紅葉の掛軸は9月から11月頃まで掛けます。北の国からすこしずつ南の国へとひろがる葉の色づき、赤色にかわる「紅葉(こうよう)」、黄色にかわる「黄葉(こうよう)」、褐色にかわる「褐葉(かつよう)」がありますが、これらのすべてを「紅葉」とされたりもします。

万葉集で歌われている紅葉とは、「黄葉」がほとんどです。「もみじ」は名詞ばかりではなく、葉の色づく過程や様を動詞の「もみづる」としても使われていました。

「手折(たお)らずて 散りなば惜しと 我が思いし 秋の黄葉(もみち)を かざしつるかも」(橘朝臣奈良麻呂)

手折らずに散ったら惜しいとかねがね思っていた秋のもみじを髪にさせました。

葉の散りゆく姿は盛りを過ぎた状態ではなく、盛りの状態として詠まれました。「手折る」や「かざす」という言葉がそれをあらわしています。
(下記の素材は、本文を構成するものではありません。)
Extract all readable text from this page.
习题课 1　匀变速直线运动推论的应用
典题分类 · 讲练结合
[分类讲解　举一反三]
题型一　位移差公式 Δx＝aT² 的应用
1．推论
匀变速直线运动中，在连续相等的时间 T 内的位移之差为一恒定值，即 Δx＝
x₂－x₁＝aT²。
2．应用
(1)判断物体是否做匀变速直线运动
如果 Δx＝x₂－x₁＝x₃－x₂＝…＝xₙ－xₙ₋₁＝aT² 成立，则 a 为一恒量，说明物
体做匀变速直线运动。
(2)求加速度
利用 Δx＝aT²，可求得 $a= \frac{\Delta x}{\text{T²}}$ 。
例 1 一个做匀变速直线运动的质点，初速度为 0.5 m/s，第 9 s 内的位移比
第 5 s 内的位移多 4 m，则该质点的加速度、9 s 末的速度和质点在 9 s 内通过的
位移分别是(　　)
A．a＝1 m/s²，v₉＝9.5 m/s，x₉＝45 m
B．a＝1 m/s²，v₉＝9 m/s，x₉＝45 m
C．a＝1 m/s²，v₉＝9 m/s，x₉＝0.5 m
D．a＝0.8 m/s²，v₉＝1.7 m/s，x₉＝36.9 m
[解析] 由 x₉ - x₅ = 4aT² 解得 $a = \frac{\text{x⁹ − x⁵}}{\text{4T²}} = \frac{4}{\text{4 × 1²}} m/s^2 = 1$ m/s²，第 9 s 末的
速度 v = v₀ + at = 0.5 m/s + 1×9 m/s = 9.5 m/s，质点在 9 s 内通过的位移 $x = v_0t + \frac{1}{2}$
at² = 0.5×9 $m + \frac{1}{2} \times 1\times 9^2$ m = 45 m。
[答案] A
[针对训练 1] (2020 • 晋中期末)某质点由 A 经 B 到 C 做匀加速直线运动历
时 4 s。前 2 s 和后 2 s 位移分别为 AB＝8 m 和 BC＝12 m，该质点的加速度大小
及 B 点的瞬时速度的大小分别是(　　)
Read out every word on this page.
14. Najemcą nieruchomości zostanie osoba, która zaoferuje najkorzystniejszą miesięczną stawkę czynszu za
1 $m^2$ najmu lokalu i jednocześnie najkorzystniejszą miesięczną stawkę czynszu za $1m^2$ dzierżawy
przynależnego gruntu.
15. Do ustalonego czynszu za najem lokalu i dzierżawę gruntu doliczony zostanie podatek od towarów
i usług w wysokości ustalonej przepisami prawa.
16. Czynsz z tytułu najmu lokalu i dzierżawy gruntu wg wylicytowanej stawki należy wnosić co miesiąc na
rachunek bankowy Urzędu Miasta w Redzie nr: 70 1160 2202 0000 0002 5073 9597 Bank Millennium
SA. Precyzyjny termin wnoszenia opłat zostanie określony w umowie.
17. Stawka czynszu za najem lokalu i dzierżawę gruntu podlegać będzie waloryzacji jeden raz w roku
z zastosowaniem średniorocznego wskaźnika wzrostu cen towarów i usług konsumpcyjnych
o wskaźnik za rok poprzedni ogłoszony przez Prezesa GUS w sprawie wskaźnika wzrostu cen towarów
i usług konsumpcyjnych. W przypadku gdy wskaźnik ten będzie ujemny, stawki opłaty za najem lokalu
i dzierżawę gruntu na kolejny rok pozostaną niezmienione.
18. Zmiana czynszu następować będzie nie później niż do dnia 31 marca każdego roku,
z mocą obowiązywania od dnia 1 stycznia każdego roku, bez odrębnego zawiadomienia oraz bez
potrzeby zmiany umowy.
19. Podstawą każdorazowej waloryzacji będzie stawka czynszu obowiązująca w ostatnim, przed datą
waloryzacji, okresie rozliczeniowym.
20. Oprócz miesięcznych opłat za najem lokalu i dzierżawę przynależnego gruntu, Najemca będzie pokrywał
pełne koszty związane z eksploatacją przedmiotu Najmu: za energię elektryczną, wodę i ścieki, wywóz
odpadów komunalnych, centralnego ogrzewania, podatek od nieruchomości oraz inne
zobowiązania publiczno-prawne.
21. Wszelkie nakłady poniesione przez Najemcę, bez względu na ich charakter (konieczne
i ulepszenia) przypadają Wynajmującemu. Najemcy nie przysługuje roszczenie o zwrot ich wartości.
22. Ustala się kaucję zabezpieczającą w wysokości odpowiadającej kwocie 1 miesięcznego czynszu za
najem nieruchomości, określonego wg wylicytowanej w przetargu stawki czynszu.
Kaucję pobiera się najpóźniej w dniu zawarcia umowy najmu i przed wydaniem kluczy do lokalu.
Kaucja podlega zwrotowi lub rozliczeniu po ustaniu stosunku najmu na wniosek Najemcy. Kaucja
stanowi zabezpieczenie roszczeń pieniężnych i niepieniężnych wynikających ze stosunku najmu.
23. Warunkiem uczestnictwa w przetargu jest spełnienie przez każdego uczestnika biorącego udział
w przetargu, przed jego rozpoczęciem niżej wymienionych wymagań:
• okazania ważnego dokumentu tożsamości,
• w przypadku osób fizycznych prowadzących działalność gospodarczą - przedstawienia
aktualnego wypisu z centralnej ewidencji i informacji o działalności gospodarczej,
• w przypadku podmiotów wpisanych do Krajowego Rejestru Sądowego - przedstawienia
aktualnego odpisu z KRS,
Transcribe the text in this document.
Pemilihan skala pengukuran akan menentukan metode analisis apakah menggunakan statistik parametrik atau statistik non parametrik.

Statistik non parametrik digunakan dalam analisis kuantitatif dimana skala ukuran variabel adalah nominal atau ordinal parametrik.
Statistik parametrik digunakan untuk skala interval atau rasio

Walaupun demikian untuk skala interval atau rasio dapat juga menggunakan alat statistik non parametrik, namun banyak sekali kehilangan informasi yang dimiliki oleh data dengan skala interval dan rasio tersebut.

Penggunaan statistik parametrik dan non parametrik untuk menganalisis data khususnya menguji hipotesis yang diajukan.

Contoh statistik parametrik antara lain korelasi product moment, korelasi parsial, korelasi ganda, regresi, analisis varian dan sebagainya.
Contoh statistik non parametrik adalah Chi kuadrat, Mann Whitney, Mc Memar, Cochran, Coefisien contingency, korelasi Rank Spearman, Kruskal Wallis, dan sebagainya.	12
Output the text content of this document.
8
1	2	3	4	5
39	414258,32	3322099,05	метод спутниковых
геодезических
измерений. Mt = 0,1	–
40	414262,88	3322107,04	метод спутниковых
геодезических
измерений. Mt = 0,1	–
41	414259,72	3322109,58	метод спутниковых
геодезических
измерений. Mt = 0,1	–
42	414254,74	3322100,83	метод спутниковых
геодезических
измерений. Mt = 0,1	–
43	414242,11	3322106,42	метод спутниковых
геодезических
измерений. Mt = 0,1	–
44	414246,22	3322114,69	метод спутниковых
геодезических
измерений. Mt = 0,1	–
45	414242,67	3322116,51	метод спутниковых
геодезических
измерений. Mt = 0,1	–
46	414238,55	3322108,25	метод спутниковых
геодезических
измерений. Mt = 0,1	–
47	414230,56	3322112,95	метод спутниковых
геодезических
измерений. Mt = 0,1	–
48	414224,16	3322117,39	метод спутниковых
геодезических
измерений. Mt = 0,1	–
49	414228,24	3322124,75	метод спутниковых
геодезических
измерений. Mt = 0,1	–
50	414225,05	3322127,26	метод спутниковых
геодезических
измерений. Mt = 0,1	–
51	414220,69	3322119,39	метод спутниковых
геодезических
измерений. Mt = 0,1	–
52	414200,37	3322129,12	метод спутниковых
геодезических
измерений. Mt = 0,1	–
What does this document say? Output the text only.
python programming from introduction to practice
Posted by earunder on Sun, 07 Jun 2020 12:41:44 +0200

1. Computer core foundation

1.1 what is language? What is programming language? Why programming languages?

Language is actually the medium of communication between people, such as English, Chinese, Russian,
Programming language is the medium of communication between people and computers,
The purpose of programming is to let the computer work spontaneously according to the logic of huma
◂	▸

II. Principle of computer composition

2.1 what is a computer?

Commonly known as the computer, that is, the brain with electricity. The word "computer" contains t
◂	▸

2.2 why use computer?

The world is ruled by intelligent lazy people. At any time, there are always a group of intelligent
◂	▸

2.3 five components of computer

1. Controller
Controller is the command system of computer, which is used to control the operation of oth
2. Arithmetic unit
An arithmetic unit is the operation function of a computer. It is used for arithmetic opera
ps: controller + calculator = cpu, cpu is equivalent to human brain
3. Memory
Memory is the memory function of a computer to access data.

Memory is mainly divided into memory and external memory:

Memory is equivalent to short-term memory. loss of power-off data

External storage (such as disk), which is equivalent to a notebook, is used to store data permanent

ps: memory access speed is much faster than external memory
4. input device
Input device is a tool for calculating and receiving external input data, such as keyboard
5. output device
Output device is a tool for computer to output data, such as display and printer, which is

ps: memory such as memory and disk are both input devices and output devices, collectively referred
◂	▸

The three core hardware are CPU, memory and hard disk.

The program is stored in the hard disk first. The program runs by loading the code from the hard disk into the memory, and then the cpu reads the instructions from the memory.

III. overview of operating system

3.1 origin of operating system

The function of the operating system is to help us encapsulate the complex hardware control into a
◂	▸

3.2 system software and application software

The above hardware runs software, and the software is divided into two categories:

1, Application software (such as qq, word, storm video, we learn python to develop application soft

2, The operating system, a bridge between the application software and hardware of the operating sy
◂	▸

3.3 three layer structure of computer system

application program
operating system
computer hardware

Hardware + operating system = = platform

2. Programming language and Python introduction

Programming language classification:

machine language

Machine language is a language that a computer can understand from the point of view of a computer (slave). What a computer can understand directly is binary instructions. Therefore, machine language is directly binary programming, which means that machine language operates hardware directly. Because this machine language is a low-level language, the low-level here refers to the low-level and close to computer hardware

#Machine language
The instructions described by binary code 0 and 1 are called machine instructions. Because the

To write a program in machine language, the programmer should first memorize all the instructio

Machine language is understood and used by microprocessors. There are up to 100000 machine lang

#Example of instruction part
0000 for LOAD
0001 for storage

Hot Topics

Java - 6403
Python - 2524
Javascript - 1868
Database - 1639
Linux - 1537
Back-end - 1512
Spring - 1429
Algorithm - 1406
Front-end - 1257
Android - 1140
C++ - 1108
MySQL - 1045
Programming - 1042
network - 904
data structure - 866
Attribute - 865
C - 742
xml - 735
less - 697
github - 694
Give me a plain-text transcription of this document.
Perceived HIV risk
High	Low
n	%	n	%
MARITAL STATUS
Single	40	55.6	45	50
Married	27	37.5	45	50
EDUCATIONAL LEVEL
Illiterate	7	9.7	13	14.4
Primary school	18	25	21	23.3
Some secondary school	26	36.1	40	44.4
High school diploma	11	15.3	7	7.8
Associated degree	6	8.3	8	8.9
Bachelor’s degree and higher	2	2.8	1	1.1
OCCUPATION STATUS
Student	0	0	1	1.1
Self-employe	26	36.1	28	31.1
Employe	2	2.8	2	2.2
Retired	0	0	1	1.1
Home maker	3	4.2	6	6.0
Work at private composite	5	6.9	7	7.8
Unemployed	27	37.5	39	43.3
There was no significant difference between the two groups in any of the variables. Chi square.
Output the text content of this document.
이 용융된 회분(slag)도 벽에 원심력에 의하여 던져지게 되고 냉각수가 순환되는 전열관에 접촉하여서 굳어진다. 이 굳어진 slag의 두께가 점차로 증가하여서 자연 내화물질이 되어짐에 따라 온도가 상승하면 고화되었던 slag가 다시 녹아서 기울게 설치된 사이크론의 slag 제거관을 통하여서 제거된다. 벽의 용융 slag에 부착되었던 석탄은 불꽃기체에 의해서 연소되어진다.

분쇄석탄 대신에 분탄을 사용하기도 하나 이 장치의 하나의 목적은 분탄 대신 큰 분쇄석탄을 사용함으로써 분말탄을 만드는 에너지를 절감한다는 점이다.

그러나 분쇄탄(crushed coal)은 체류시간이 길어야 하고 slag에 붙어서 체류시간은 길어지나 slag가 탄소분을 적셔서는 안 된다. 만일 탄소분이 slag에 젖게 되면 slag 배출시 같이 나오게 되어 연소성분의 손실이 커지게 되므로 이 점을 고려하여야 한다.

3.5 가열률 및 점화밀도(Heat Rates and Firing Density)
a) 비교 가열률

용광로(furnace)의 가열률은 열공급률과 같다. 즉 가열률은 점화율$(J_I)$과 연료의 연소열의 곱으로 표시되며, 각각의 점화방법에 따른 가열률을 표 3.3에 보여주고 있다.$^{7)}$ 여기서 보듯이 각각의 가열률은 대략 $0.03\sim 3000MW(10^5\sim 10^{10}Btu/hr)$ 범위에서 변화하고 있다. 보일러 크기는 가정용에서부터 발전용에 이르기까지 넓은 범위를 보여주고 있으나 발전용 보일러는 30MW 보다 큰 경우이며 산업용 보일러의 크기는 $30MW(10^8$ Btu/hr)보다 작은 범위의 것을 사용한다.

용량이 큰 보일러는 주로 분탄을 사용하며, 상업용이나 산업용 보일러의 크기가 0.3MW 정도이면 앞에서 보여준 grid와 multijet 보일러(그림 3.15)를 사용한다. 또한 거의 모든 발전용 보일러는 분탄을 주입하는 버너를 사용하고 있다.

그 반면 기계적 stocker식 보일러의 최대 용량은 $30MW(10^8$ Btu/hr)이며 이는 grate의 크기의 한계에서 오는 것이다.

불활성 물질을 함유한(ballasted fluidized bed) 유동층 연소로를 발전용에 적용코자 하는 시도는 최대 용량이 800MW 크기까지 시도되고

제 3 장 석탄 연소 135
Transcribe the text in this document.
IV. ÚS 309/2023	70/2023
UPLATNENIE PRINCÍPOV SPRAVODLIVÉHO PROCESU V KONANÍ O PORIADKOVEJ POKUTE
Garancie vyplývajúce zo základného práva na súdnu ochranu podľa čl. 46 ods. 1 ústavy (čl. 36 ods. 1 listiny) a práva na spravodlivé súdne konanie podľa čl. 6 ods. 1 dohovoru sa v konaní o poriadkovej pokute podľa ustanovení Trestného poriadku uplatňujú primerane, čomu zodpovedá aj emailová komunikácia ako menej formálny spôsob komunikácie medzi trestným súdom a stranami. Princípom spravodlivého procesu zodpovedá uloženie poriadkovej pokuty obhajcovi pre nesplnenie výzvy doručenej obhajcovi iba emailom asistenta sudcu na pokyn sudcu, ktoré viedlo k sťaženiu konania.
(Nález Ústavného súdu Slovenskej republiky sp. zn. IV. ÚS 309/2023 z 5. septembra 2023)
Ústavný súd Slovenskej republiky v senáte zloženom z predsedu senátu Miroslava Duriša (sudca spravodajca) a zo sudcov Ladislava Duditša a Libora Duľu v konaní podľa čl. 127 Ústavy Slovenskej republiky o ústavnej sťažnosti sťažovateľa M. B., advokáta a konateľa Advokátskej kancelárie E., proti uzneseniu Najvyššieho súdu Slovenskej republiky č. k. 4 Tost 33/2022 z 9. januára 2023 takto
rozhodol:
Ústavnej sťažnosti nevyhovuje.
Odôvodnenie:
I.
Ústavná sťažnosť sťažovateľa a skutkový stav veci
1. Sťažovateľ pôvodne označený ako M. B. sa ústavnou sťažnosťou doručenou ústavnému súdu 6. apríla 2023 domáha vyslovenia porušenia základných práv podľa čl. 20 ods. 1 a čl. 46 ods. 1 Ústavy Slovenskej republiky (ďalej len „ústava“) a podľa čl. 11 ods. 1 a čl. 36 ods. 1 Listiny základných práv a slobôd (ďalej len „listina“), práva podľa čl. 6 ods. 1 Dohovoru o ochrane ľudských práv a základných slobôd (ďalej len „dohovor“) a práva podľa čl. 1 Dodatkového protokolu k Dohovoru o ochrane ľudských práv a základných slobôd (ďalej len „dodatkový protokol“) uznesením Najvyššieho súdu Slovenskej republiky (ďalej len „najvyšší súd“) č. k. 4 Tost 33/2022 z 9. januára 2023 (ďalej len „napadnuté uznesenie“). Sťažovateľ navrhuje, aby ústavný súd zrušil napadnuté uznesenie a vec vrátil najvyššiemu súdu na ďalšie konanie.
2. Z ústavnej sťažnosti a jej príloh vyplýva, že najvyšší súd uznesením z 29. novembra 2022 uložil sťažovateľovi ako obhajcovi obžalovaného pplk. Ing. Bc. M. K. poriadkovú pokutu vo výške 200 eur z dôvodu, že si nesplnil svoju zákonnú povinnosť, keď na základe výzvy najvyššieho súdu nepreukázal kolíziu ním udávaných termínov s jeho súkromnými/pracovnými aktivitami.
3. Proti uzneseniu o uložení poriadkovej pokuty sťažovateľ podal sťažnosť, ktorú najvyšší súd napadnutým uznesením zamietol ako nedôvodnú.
紅葉の掛軸は秋ものを代表する画題です。緑の葉が黄から山吹の濃淡、紅の濃淡へとかわるどの色づきも綺麗です。

菊の掛軸

菊の掛軸は9月から11月頃まで掛けます。菊の花は日本の秋を象徴する花といえます。

大菊の気高さ、糸菊の繊細さ、小菊の可憐な愛らしさ。白、黄、紫、紅色と綺麗な花を咲かせてくれます。

「隠逸花(いんいつか)」という別名をもちます。

「暗闇でも、その清らかな香りでそこに菊があることがわかる。」という意味です。

「四君子」のひとつであり、秋の花として晩秋の寒さの中で鮮やかに咲くすがたが好まれました。中国で君子とは徳と学識、礼儀を備えた人を指しました。蘭、竹、菊、梅の4種の持つ特徴が、高い気品をたたえ、まさに君子の特徴と似ていることから、文人たちはこれらの花に美しくあるための力量と心構えを習いました。

国の花でもあるこの花は、鎌倉時代の後鳥羽上皇(ごとばじょうこう)が調度品の意匠(いしょう)として菊文様を用いたことから、菊花紋章となり、皇室の紋になったといわれます。

菊の節句とよばれる「重陽(ちょうよう)の節句」では、寿命が延びるといわれていた菊を据え、栗ごはん、秋茄子(あきなす)、食用菊のおひたしや吸い物をいただき、膳と一緒に菊酒を嗜みます。菊湯に入り、菊枕で眠り、邪気を払います。菊に綿をかぶせ一晩おき、花の香りと露を含んだ綿で身を清める「菊の着せ綿(きくのきせわた」で、不老長寿や繁栄を願う行事が行われます。

菊の掛軸は「重陽の節句」にも掛けられ、美しい秋を象徴し、清らかな気品をたたえてくれます。

そのほかの秋の掛軸

芒(すすき)、桔梗(ききょう)、竜胆(りんどう)、萩、女郎花(おみなえし)、蔦(つた)などがあります。